The reader is presented with a picture of an ancient farmer separating wheat berries from the unwanted husks. The chaff was light while the wheat berries had weighty substance. To separate one from the other, the farmer simply threw the whole mess up in the air and allowed the wind to carry the chaff away.
While this analogy offers an apt contrast of the godly and ungodly people found in the human race, it paints an even more vivid picture of the true and false believers who assemble together every Sunday in our churches. As Charles Spurgeon notes, “All our congregations upon earth are mixed. Every Church has one devil in it. The tares grow in the same furrows as the wheat. There is no floor which is as yet thoroughly purged from chaff. Sinners mix with saints, as dross mingles with gold.”
Hypocrites can become so adept at presenting a godly façade that sometimes only the Lord knows who are truly His. It is not so much the outward, observable life that differentiates the two, but the inward, hidden life.
The one outstanding characteristic about the religious pretender is that he feels perfectly at home in both the spiritual environment of the house of God and in the “counsel of the ungodly.” He can move back and forth between both worlds effortlessly. He can sing hymns and listen to a sermon on Sunday morning and spend the rest of the day in the worldly atmosphere perpetuated through secular television. In fact, as long as there is nobody present with whom he must maintain his religious façade, he can watch the most carnal programming without the slightest concern.
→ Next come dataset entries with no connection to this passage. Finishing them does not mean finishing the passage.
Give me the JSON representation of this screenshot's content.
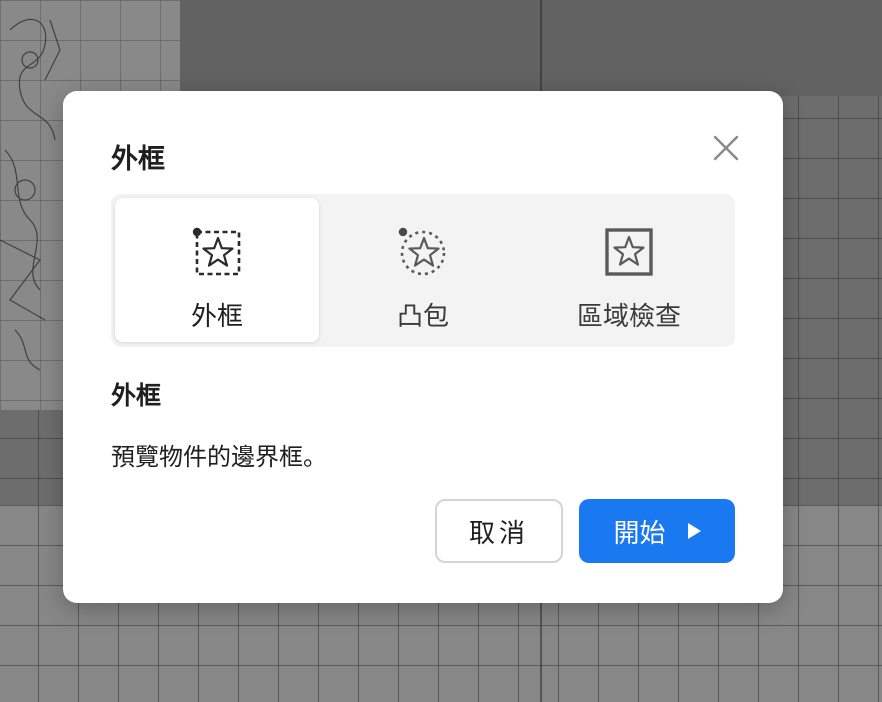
{
  "dialog": {
    "title": "外框",
    "close_icon": "close-icon"
  },
  "modes": [
    {
      "label": "外框",
      "icon": "bounding-box-star-icon",
      "selected": true
    },
    {
      "label": "凸包",
      "icon": "convex-hull-star-icon",
      "selected": false
    },
    {
      "label": "區域檢查",
      "icon": "region-check-star-icon",
      "selected": false
    }
  ],
  "detail": {
    "heading": "外框",
    "description": "預覽物件的邊界框。"
  },
  "buttons": {
    "cancel_label": "取消",
    "start_label": "開始",
    "start_icon": "play-icon"
  },
  "colors": {
    "primary": "#1a78f0",
    "segment_bg": "#f3f3f4"
  }
}
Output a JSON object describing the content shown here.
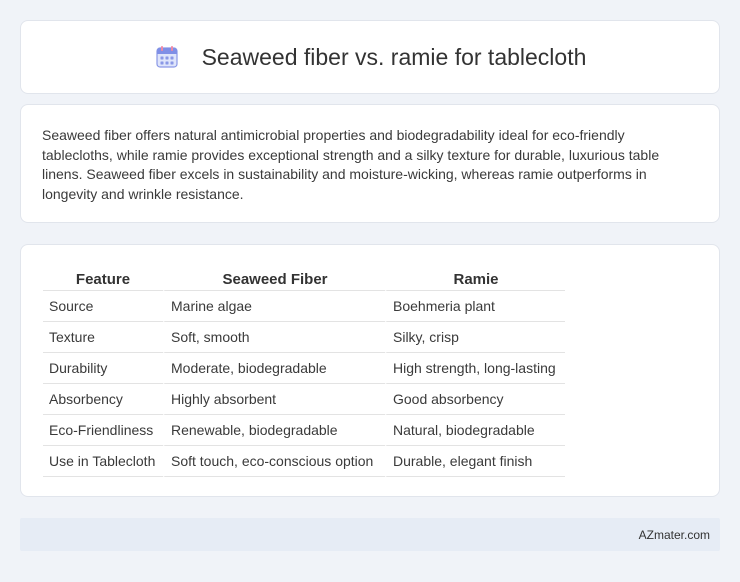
{
  "header": {
    "icon": "calendar-icon",
    "title": "Seaweed fiber vs. ramie for tablecloth"
  },
  "summary": {
    "text": "Seaweed fiber offers natural antimicrobial properties and biodegradability ideal for eco-friendly tablecloths, while ramie provides exceptional strength and a silky texture for durable, luxurious table linens. Seaweed fiber excels in sustainability and moisture-wicking, whereas ramie outperforms in longevity and wrinkle resistance."
  },
  "table": {
    "headers": [
      "Feature",
      "Seaweed Fiber",
      "Ramie"
    ],
    "rows": [
      [
        "Source",
        "Marine algae",
        "Boehmeria plant"
      ],
      [
        "Texture",
        "Soft, smooth",
        "Silky, crisp"
      ],
      [
        "Durability",
        "Moderate, biodegradable",
        "High strength, long-lasting"
      ],
      [
        "Absorbency",
        "Highly absorbent",
        "Good absorbency"
      ],
      [
        "Eco-Friendliness",
        "Renewable, biodegradable",
        "Natural, biodegradable"
      ],
      [
        "Use in Tablecloth",
        "Soft touch, eco-conscious option",
        "Durable, elegant finish"
      ]
    ]
  },
  "footer": {
    "brand": "AZmater.com"
  },
  "colors": {
    "background": "#f0f3f8",
    "card": "#ffffff",
    "footer": "#e6ecf5",
    "icon_primary": "#6f7fe0",
    "icon_accent": "#f08aa6"
  }
}
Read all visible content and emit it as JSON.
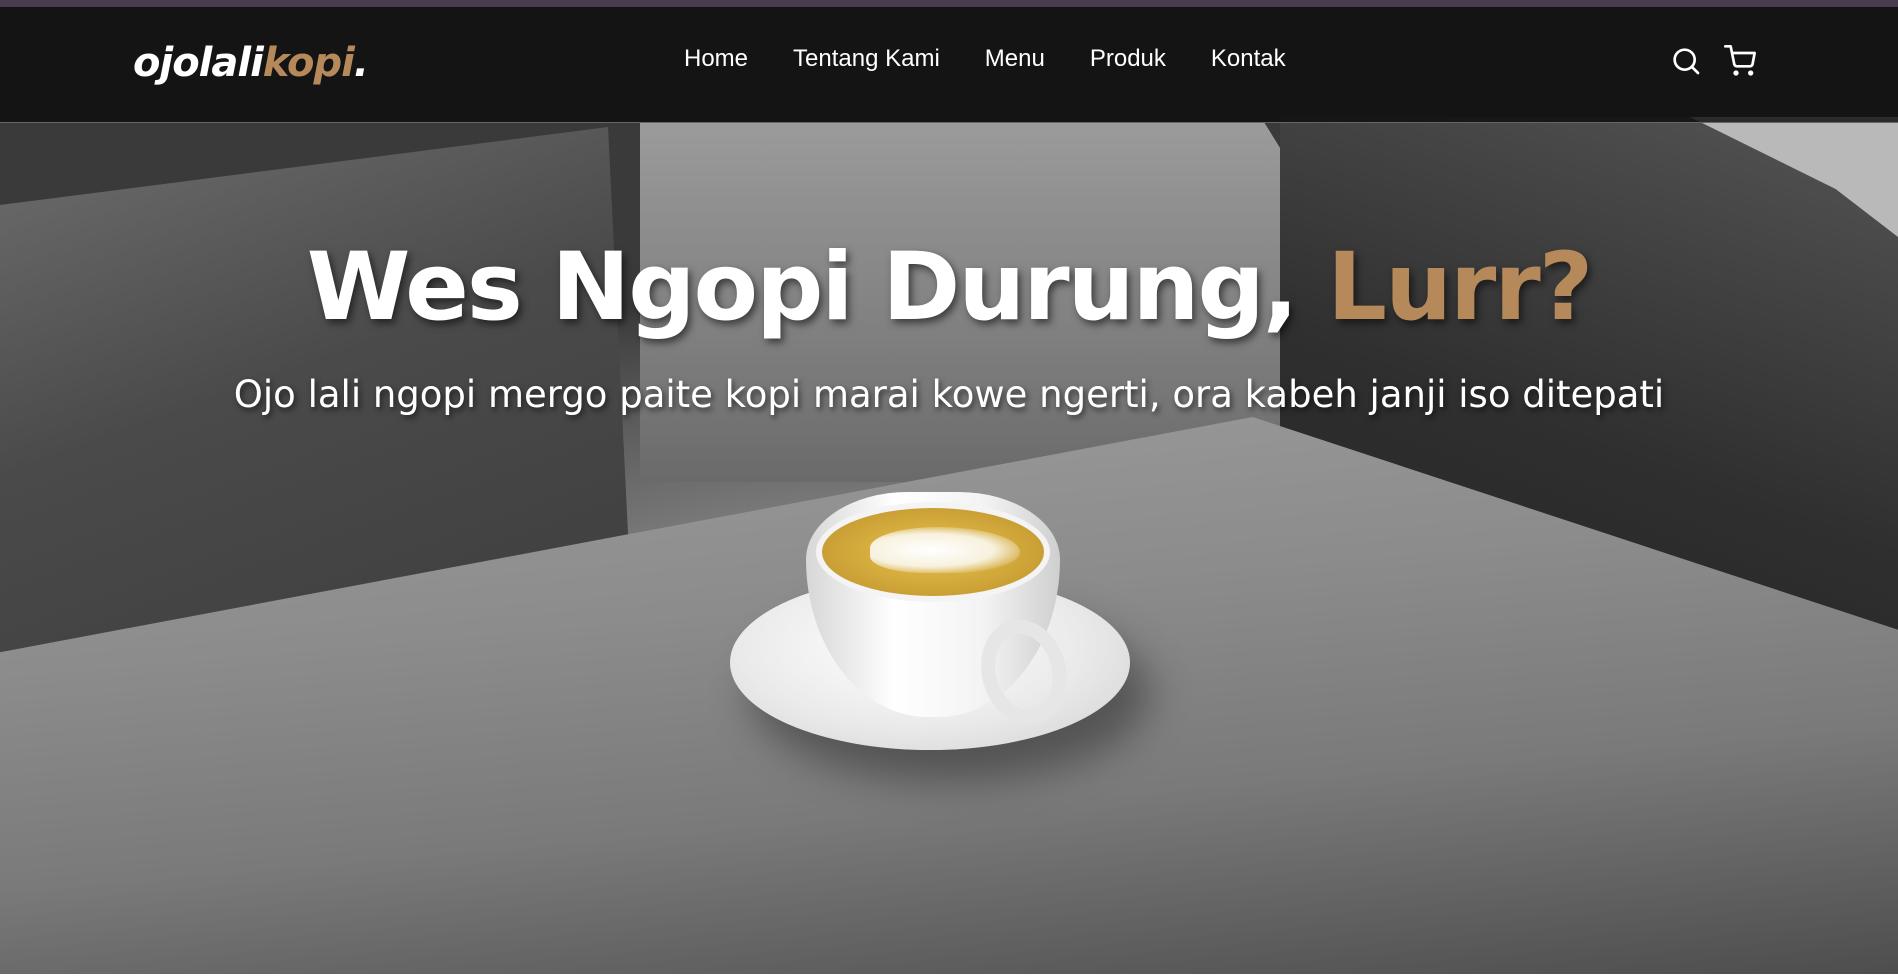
{
  "brand": {
    "name_main": "ojolali",
    "name_accent": "kopi",
    "name_suffix": ".",
    "accent_color": "#b6895b"
  },
  "nav": {
    "items": [
      {
        "label": "Home"
      },
      {
        "label": "Tentang Kami"
      },
      {
        "label": "Menu"
      },
      {
        "label": "Produk"
      },
      {
        "label": "Kontak"
      }
    ],
    "icons": [
      "search-icon",
      "shopping-cart-icon"
    ]
  },
  "hero": {
    "title_main": "Wes Ngopi Durung, ",
    "title_accent": "Lurr?",
    "subtitle": "Ojo lali ngopi mergo paite kopi marai kowe ngerti, ora kabeh janji iso ditepati"
  },
  "colors": {
    "topline": "#4a3b4f",
    "navbar_bg": "#0c0c0c",
    "text": "#ffffff"
  }
}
Not only is the Lord watching what he does in secret, but He also sees what is truly going on inside him. Chaff is a fitting illustration of the inward life of the Christian imposter. Lacking the weighty character that is produced through true godliness, he attempts to make up for it by using words to cast an impression on people’s minds of his piety. His act is as empty as the hot air he expels in the performance of it.
The message of Psalm 1 to the hypocrite could be narrowed down to one word in the second verse: delight. It would behoove each of us to sincerely ask ourselves what it is that offers us delight. Is it the godless entertainment of the world or the Word of God? That will give us a clear picture about where we stand with God.
And how about you? Where do you find your delight? If your pastor were to secretly watch your actions throughout the day, do you think he would consider you to be a true believer? If you are living a godly life, one thing is certain: the Lord is building something weighty within you that will last the ages!